Na boca, nos olhos quase xantelásmicos, na papada, nos ombros, no parlamento inteiro de Durão, pressente-se uma mistura rançosa de quem pede Grande Guerra. Se vai ser Mundial ou só Civil, veremos. Depende de como os deixarmos mexer na Europa, deixá-la assim ou tentar uni-la pelos "valores ambiciosos". Mas será Grande. E nós vamos deixar, que deixar é nossa sina.
Barroso é, na minha opinião, um homem ridículo. Os homens espertos e (mais ou menos) poderosos podem ser tão ridículos como os outros todos. Isto confere-lhes adicional potencial de mofa? Não. E de respeito acrescido? Também não. É uma referência, de passagem, de besugo em trânsito.
Em África, em Angola, morre-se de paludismos, cancros e cirroses. Como cá, como em toda a parte, mas em condições inomináveis, de calores húmidos de insectos moles. A morte de todas as fomes.
Enfermeiros a dar à bomba, águas salobras, fomes que deviam matar-nos a todos de vergonha, tudo colorido em reportagens que, depois de mostrarem a "fealdade feia" da pobreza total, nos mostram a "mesquinhez giraça" da pobreza global: uma miúda de trancinhas estrogénicas a dizer que não tem onde se divertir. Vai, Nokkia! Ou vai lá tu, Sony! Dai-lhe um telemóvel, à miúda! Dai-lhe uma rede, um pacote de SMS, a miúda quer diversão, é dar-lha.
Contraponto mal feito, os valores e a mais-valia.

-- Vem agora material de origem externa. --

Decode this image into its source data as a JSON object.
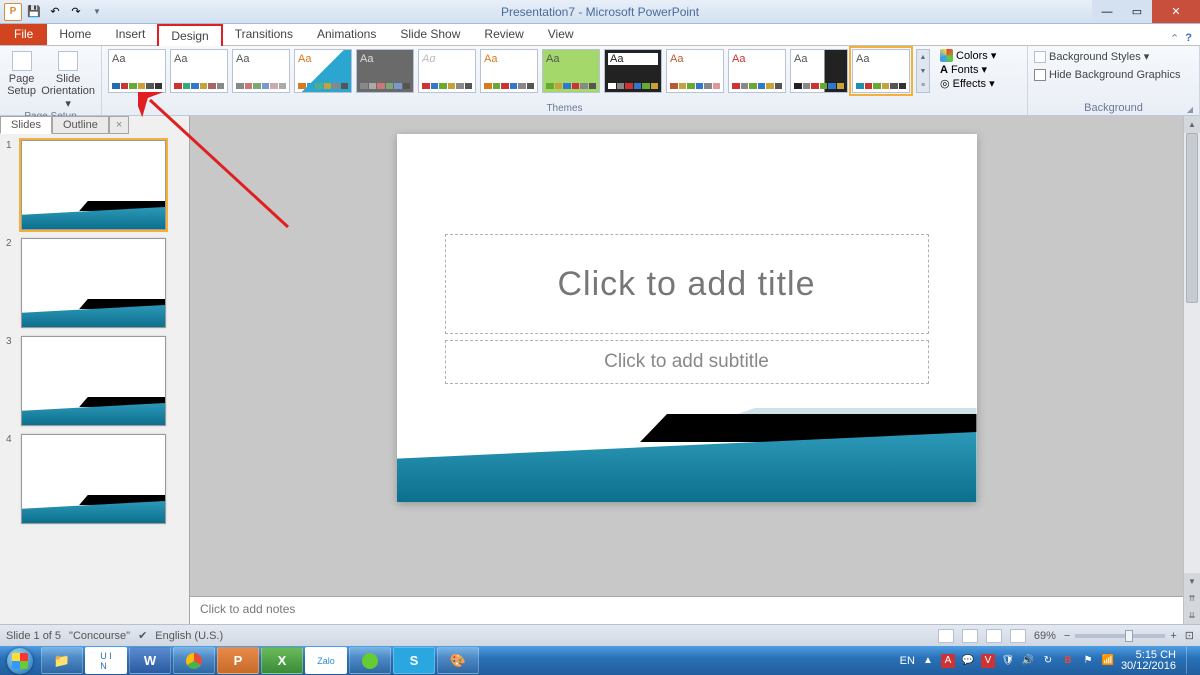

O mais valia calarem-se a ficar cada vez mais ensurdecedor.
Um tipo com ar de lunático, noutro trabalho avulso, refere (sobre Guantanamo) que pode haver médicos a traçar planos de interrogatório, como fazia a PIDE. Como sempre se fez e como se fará sempre, onde houver homens com poder de prender, interrogar e seviciar outros. Isto é grave? É. Se for verdade, é. Mas é assim. Não é grave por ser assim, é grave por ser sempre assim e por ir ser sempre assim. É a gravidade inevitável da inevitabilidade. Lei de besugo.
O mundo é muito grande, mas não é grande coisa. Hoje, até por coisas que soube ontem e que não vêm ao caso, são íntimas, são coisas que não sendo nossas são de gente tão nossa que a gente as sente nas carnes, hoje, dizia eu, pensei um cisco na gente que se mata. Admirei-me. Profunda angústia teológica, esta angústia da decisão apenas auto-flageladora. Que faz com que quem se mata com raiva dos outros, por raiva dos outros, por raiva de si e dos outros, por raiva dos outros por si, decida, quase sempre, fazê-lo (matar-se) sossegadamente.

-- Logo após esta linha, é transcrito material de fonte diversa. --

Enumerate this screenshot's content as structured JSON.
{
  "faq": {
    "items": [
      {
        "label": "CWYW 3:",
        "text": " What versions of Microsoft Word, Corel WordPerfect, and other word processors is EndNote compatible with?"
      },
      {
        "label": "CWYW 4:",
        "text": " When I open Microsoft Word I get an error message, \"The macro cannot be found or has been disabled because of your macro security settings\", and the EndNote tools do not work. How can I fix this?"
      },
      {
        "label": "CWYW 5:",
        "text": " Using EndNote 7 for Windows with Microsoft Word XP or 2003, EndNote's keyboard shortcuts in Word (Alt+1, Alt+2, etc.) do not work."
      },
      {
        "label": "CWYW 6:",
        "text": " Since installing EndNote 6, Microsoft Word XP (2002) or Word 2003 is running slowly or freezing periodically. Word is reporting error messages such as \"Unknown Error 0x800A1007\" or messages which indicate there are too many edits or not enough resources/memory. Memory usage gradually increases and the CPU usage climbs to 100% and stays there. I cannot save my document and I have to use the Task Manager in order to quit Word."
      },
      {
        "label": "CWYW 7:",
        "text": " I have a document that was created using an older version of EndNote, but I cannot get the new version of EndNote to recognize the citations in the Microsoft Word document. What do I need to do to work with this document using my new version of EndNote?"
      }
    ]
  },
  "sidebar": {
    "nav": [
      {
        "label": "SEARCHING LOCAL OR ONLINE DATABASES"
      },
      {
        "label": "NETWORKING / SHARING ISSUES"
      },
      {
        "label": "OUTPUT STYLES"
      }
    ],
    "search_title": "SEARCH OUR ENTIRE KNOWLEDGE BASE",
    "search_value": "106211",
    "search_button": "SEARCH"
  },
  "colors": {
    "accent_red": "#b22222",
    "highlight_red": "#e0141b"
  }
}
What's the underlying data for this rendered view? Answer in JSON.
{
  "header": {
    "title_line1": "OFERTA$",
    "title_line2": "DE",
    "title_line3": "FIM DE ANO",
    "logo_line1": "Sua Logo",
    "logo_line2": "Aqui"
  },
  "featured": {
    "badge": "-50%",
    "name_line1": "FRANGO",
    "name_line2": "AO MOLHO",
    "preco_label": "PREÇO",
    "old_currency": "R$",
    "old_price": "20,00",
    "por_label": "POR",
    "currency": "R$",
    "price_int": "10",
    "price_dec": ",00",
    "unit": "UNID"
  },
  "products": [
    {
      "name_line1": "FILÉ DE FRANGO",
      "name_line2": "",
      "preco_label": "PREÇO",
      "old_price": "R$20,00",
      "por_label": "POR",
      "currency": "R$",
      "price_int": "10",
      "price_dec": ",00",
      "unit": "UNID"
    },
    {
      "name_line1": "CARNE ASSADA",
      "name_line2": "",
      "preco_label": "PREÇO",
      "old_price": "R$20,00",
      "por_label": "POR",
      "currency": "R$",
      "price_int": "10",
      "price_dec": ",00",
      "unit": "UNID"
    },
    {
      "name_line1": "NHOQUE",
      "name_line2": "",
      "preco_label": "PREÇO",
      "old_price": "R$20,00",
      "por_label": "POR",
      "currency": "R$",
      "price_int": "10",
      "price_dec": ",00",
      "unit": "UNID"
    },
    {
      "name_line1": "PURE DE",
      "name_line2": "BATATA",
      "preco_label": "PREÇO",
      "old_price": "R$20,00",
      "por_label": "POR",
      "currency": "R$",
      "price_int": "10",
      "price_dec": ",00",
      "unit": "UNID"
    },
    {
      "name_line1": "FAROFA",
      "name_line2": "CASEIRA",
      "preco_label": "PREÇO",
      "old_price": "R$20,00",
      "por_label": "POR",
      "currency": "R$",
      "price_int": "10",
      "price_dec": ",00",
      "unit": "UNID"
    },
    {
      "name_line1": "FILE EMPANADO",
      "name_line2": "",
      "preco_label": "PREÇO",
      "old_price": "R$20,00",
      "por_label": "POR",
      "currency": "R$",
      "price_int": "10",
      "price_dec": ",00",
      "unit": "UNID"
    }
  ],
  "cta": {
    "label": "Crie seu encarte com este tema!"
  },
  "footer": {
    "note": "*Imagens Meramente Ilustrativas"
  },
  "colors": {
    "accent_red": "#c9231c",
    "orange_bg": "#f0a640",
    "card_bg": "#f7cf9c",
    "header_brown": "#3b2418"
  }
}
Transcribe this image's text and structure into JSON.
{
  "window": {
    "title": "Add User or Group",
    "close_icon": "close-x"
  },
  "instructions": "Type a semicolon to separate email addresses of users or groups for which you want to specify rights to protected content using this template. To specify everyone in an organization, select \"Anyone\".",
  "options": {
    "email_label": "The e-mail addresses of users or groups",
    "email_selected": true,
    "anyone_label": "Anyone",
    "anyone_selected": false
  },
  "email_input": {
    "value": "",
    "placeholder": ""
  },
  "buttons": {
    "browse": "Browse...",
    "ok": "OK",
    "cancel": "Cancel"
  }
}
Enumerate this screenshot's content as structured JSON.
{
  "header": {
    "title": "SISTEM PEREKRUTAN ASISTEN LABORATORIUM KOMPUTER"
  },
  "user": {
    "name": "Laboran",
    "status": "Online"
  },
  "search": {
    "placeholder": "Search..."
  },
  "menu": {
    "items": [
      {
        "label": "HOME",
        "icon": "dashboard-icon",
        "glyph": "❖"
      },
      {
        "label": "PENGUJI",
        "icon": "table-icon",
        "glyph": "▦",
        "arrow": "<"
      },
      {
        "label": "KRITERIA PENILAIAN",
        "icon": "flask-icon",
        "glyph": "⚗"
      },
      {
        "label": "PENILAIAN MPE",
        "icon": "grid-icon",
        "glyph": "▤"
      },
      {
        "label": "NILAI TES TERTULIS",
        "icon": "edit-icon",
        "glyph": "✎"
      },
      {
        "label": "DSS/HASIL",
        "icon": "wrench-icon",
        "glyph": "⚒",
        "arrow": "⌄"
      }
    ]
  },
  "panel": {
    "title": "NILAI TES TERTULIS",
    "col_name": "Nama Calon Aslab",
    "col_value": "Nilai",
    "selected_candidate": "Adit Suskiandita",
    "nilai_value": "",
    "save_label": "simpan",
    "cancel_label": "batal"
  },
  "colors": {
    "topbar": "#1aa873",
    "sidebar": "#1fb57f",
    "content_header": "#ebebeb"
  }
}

Leio mal, sei pouco, mas afigura-se-me isto mais certeiro do que trovoada em Maio: cada vez mais, um dia atrás do outro, quem decidir matar-se, vai levar consigo quem resolver que não quer que cá fique, contente da sua falta. Será o liberalismo levado ao extremo. Como já se faz, um bocadinho, no mundo árabe: o exercício da última liberdade pode ser extremamente lixado, fora dos tais valores antigos que, hoje, nestes tempos modernos, parecem quase incompatíveis com a ambição.
Ambição de quê? Isso não sei. A ambição tornou-se mais do que um substantivo comum, passou a ser um verbo conjugado na primeira pessoa, não sei se só no singular, mas sempre na primeira pessoa.

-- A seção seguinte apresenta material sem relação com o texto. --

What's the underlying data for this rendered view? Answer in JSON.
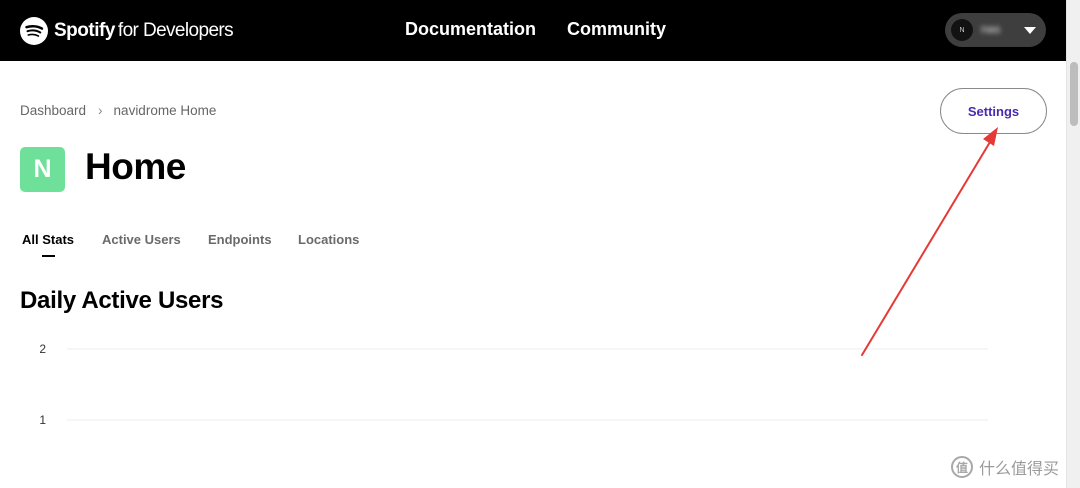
{
  "topnav": {
    "brand": "Spotify",
    "brand_suffix": "for Developers",
    "links": [
      {
        "label": "Documentation"
      },
      {
        "label": "Community"
      }
    ],
    "user": {
      "avatar_initial": "N",
      "name": "nas"
    }
  },
  "breadcrumb": {
    "items": [
      "Dashboard",
      "navidrome Home"
    ],
    "separator": "›"
  },
  "settings_label": "Settings",
  "app": {
    "icon_letter": "N",
    "icon_color": "#6fe09a",
    "title": "Home"
  },
  "tabs": [
    {
      "label": "All Stats",
      "active": true
    },
    {
      "label": "Active Users",
      "active": false
    },
    {
      "label": "Endpoints",
      "active": false
    },
    {
      "label": "Locations",
      "active": false
    }
  ],
  "section_title": "Daily Active Users",
  "chart_data": {
    "type": "line",
    "title": "Daily Active Users",
    "xlabel": "",
    "ylabel": "",
    "y_ticks": [
      2,
      1
    ],
    "grid": true,
    "series": []
  },
  "annotation": {
    "color": "#e53935",
    "target": "settings-button"
  },
  "watermark": {
    "icon": "值",
    "text": "什么值得买"
  }
}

Responde, Nokkia. Tu também, Toshiba. E tu, Gatesworld of magic! Ambição de quê? Para quê? Por quem? Para quem? Só para quem se masturba nos contrastes, para quem legitima na miséria dos outros o seu sucesso? Porque "não foram capazes, pobres diabos?".
Não, vocês preparam-se é para mostrar isso, cada vez mais, em directo. Se for possível. Não é, rapaziada? Não é?
É.
Boas vendas, malta.
Eu vou descansar dois dias, num mar ali ao norte, que já nem eu me aturo. E se morrer no mar foi ele que me levou, deixai-me estar lá sossegado, mais besugo menos besugo, mais vale no mar que num prato ladeiro.